In his presentation said the Barrister said that gas prices were major input for textile industry and any upward revision will make this industry unviable in domestic as well as international market and eventually hit Pakistan''s exports.
He suggested that SNGPL should look for other options to generate funds for its expenditures and opined Sui Northern should have more prudent system to improve its revenues. Khaliquz Zaman also wanted cut in its expenditures.
Iqbal Ahmed of Ganj Glass while representing the industry said that Ogra should not be allowed any upward revision in gas rates at least for the current fiscal year.
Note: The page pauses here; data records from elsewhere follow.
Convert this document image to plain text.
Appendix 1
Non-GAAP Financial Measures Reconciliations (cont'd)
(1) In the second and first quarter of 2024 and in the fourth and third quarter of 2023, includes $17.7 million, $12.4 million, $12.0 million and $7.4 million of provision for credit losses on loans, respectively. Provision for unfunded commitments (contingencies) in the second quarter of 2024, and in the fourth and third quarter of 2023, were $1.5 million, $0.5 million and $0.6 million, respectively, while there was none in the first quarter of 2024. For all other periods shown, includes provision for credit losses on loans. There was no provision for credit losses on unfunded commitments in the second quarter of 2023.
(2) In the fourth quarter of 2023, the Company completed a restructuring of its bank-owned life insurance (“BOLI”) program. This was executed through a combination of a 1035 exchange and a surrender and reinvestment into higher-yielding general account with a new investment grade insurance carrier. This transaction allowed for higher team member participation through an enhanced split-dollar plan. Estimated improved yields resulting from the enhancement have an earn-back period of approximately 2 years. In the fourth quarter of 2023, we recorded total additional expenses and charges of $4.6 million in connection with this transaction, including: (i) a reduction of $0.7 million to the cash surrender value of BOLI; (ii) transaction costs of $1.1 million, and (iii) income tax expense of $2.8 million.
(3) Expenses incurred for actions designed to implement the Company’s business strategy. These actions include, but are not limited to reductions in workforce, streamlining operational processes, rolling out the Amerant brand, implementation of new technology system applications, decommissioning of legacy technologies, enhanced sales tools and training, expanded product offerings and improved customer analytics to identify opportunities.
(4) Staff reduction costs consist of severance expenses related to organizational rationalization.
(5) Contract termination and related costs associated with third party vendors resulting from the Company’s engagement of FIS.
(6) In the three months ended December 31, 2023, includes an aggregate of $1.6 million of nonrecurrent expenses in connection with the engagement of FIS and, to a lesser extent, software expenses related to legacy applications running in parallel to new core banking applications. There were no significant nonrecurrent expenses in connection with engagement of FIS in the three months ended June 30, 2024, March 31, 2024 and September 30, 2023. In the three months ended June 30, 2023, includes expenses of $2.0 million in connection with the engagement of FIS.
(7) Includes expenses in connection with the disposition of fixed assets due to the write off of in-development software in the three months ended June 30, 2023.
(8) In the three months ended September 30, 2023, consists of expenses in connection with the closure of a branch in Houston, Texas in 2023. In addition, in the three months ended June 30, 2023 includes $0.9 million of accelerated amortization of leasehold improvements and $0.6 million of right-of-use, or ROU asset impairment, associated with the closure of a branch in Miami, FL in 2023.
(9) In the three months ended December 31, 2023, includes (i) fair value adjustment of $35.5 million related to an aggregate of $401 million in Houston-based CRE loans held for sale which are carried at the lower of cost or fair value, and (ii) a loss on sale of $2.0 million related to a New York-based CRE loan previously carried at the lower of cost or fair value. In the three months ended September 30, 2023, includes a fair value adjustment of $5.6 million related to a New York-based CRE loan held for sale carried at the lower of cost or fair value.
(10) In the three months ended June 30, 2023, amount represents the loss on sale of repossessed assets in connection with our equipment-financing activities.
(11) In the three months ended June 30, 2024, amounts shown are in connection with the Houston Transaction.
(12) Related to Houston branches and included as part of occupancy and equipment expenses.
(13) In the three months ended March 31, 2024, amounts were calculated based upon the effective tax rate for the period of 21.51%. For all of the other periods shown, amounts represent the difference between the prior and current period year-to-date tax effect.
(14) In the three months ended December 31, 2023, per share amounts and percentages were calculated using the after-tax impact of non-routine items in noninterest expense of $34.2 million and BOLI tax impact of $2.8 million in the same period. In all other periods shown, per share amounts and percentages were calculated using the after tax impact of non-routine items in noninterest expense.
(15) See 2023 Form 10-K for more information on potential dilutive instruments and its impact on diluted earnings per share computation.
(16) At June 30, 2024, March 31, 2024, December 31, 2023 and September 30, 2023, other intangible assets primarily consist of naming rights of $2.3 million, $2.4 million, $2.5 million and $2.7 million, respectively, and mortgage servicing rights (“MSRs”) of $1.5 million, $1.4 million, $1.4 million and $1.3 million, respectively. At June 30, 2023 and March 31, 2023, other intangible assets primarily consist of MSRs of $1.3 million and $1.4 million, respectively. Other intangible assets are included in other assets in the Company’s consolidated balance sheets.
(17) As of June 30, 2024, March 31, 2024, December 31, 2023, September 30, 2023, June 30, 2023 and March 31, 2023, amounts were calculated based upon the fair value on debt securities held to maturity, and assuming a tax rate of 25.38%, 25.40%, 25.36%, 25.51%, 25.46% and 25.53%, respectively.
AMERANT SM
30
He was of the view that SNGPL should rely on less profit to keep other industries afloat by keeping gas rates at the current level.
President Sarhad Chamber of Commerce and Industry also pleaded before the authority that it should not grant increase in gas rates to SNGPL.
He opposed the petition, mainly on the ground that any increase in gas prices would have adverse economic and financial impact, and will reduce competitiveness of Pakistan''s industrial products.
All Pakistan Compressed Natural Gas Association was of the view that the industry was the most credible client of the gas companies by paying millions of rupees and ensured timely revenues to them, yet the CNG consumers regularly suffer technical problems especially in connection with delays and pressure drops.
The association pleaded that SNGPL''s request for 17.5 percent increase in rates should be deferred for some other time.
SNGPL management contested the Aptma and other organisations'' arguments claiming that the petition for the increase was based on facts and it will not harm various sectors as was being feared by them.
Winding up the hearing, Ogra vice chairman said that all views will be given due consideration during the decision-making as Ogra was performing its regulatory functions of balancing the divergent interests of stakeholders, investors and the government in accordance with the law. He appreciated the initiatives taken by SNGPL in reducing the UFG but pointed out that it required a major effort to meet the target fixed by Ogra.